Valentín Carderera's travel diaries give the precise date of the present of this copy to Théophile Gautier, during a visit that the Spanish painter paid him, on Sunday, November 13, 1859. Gautier had previously published an article in La Presse on Goya's Caprices (July 5, 1838). In 1842, a decisive event for Goya's reception in France, Gautier gave a famous preface to the first catalog of Goya's engraved works published by Eugène Piot, strongly advised by Valentin Carderera (Le Cabinet de l'amateur et de l'antiquaire). For Gautier, Goya is the last Spanish painter before the decadence of Iberian painting in the 19th century: “Francisco Goya y Lucientes peut être appelé à bon droit le dernier peintre espagnol (...) il est le petit-fils encore reconnaissable de Velazquez. Après lui (...) la décadence est complète, le cycle de l’art est fermé. Qui le rouvrira?” (p. 337). Today the answer is known: Picasso. From that date, Théophile Gautier knew of the Caprichos and also La Tauromaquia: “Goya était un aficionado consommé, et il passait une grande partie de son temps avec les toreros. Aussi était-il l’homme le plus compétent du monde pour traiter à fond la matière (...) Goya a répandu sur ces scènes ses ombres mystérieuses et ses couleurs fantastiques” (p. 344). We can therefore only recognize the importance of the rediscovery of this copy, material proof of the successful dissemination of Goya's work.

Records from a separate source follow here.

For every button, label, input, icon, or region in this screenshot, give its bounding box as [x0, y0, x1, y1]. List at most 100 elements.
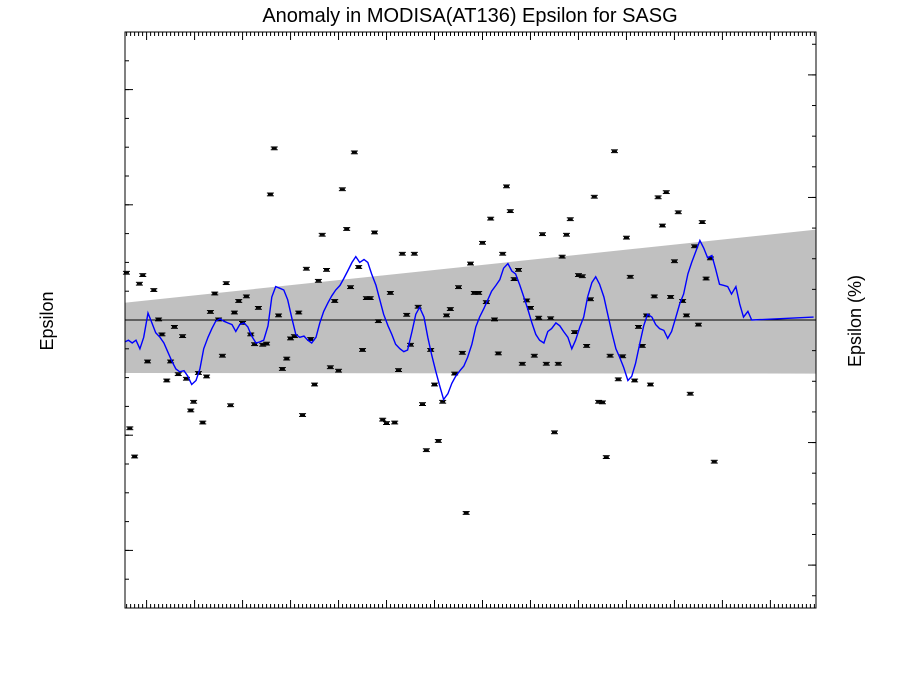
- data-point: [698, 220, 706, 224]
- point-marker: [288, 337, 294, 340]
- data-point: [338, 187, 346, 192]
- data-point: [355, 265, 363, 269]
- point-marker: [536, 316, 542, 319]
- confidence-envelope: [125, 229, 816, 374]
- point-marker: [204, 375, 210, 378]
- point-marker: [123, 271, 129, 274]
- point-marker: [663, 191, 669, 194]
- data-point: [646, 382, 654, 387]
- point-marker: [267, 193, 273, 196]
- data-point: [634, 325, 642, 329]
- point-marker: [324, 268, 330, 271]
- data-point: [622, 235, 630, 240]
- point-marker: [231, 311, 237, 314]
- point-marker: [635, 325, 641, 328]
- point-marker: [707, 257, 713, 260]
- data-point: [602, 455, 610, 459]
- point-marker: [440, 400, 446, 403]
- point-marker: [435, 439, 441, 442]
- data-point: [131, 454, 139, 459]
- data-point: [626, 274, 634, 279]
- point-marker: [543, 362, 549, 365]
- data-point: [494, 351, 502, 356]
- point-marker: [683, 314, 689, 317]
- data-point: [554, 361, 562, 366]
- point-marker: [659, 224, 665, 227]
- point-marker: [668, 295, 674, 298]
- point-marker: [620, 355, 626, 358]
- point-marker: [692, 245, 698, 248]
- point-marker: [699, 221, 705, 224]
- point-marker: [136, 282, 142, 285]
- data-point: [314, 278, 322, 283]
- data-point: [335, 368, 343, 373]
- point-marker: [495, 352, 501, 355]
- data-point: [206, 310, 214, 314]
- point-marker: [651, 295, 657, 298]
- point-marker: [183, 377, 189, 380]
- data-point: [318, 232, 326, 237]
- point-marker: [603, 456, 609, 459]
- point-marker: [575, 274, 581, 277]
- data-point: [590, 194, 598, 199]
- point-marker: [559, 255, 565, 258]
- data-point: [502, 184, 510, 189]
- point-marker: [151, 289, 157, 292]
- point-marker: [159, 333, 165, 336]
- data-point: [667, 295, 675, 299]
- point-marker: [611, 150, 617, 153]
- point-marker: [671, 260, 677, 263]
- point-marker: [219, 354, 225, 357]
- point-marker: [411, 252, 417, 255]
- data-point: [222, 281, 230, 286]
- point-marker: [420, 403, 426, 406]
- data-point: [654, 195, 662, 200]
- data-point: [203, 374, 211, 379]
- point-marker: [356, 266, 362, 269]
- data-point: [283, 356, 291, 361]
- point-marker: [584, 344, 590, 347]
- point-marker: [687, 392, 693, 395]
- data-point: [386, 291, 394, 295]
- point-marker: [396, 369, 402, 372]
- chart-title: Anomaly in MODISA(AT136) Epsilon for SAS…: [262, 5, 677, 27]
- data-point: [170, 325, 178, 329]
- data-point: [158, 332, 166, 337]
- point-marker: [300, 414, 306, 417]
- data-point: [631, 378, 639, 383]
- point-marker: [303, 267, 309, 270]
- point-marker: [459, 351, 465, 354]
- data-point: [155, 317, 163, 322]
- point-marker: [180, 335, 186, 338]
- point-marker: [615, 378, 621, 381]
- point-marker: [255, 306, 261, 309]
- point-marker: [639, 344, 645, 347]
- data-point: [199, 420, 207, 425]
- point-marker: [384, 422, 390, 425]
- data-point: [179, 334, 187, 339]
- point-marker: [503, 185, 509, 188]
- data-point: [550, 430, 558, 435]
- data-point: [499, 251, 507, 256]
- point-marker: [408, 343, 414, 346]
- data-point: [598, 400, 606, 405]
- point-marker: [711, 460, 717, 463]
- point-marker: [476, 291, 482, 294]
- point-marker: [572, 331, 578, 334]
- point-marker: [519, 362, 525, 365]
- point-marker: [276, 314, 282, 317]
- data-point: [218, 353, 226, 358]
- series-line: [124, 238, 814, 402]
- point-marker: [511, 278, 517, 281]
- point-marker: [252, 343, 258, 346]
- point-marker: [531, 354, 537, 357]
- point-marker: [127, 427, 133, 430]
- point-marker: [539, 233, 545, 236]
- data-point: [379, 417, 387, 422]
- point-marker: [132, 455, 138, 458]
- data-point: [311, 382, 319, 387]
- y-axis-label-left: Epsilon: [37, 291, 57, 350]
- data-point: [538, 232, 546, 237]
- data-point: [135, 281, 143, 286]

Harris, Goya, Engravings and lithographs, 1983, t. II, pp. 307-310; Delteil 224-256; P. Fayos-Pérez, “Valentín Carderera and the dissemination of Goya’s graphic work in France”, Burlington Magazine, déc. 2020, pp. 1048-1055; Théophile Gautier, “Franco Goya y Lucientes”, Le Cabinet de l’amateur et de l’antiquaire, 1842, I, pp. 337-345, préface à la publication par E. Piot du premier “Catalogue raisonné de l’œuvre gravé de Franco Goya y Lucientes” (pp. 346-366).
Provenance: Valentin Carderera, who presents it as a gift to Theophile Gautier, manuscript inscription on flyleaf: “La Tauromaquia by F. Goya a M. Theophil Gauthier (sic) en prueba del mas distinguished aprecio Su admirador Valentin Carderera”; Theophile Gautier, a celebrated French writer, poet and figure of the art world, (engraved ex-libris dated 1872), his sale Catalogue des livres composant la bibliothèque de M. Théophile Gautier, Paris, Labitte, 1873, n° 66: “exemplaire avec envoi signé Valentin Calderera (sic)”; Jorge Ortiz Linares (1894 - 1965), Bolivian Ambassador and heir to one of the wealthiest men in the world, known as the “Tin King”, Simon Patiño, a.k.a as “The Andean Rockefeller”.
Valentín Carderera (1796-1880), famous Spanish painter, was a great collector of Goya (paintings, drawings and engravings). He was court painter to Queen Isabella II and a director of the Prado. Without him and without his work as a collector, the reception of Goya in 19th century Europe, and therefore the preservation of his works, would have been very different.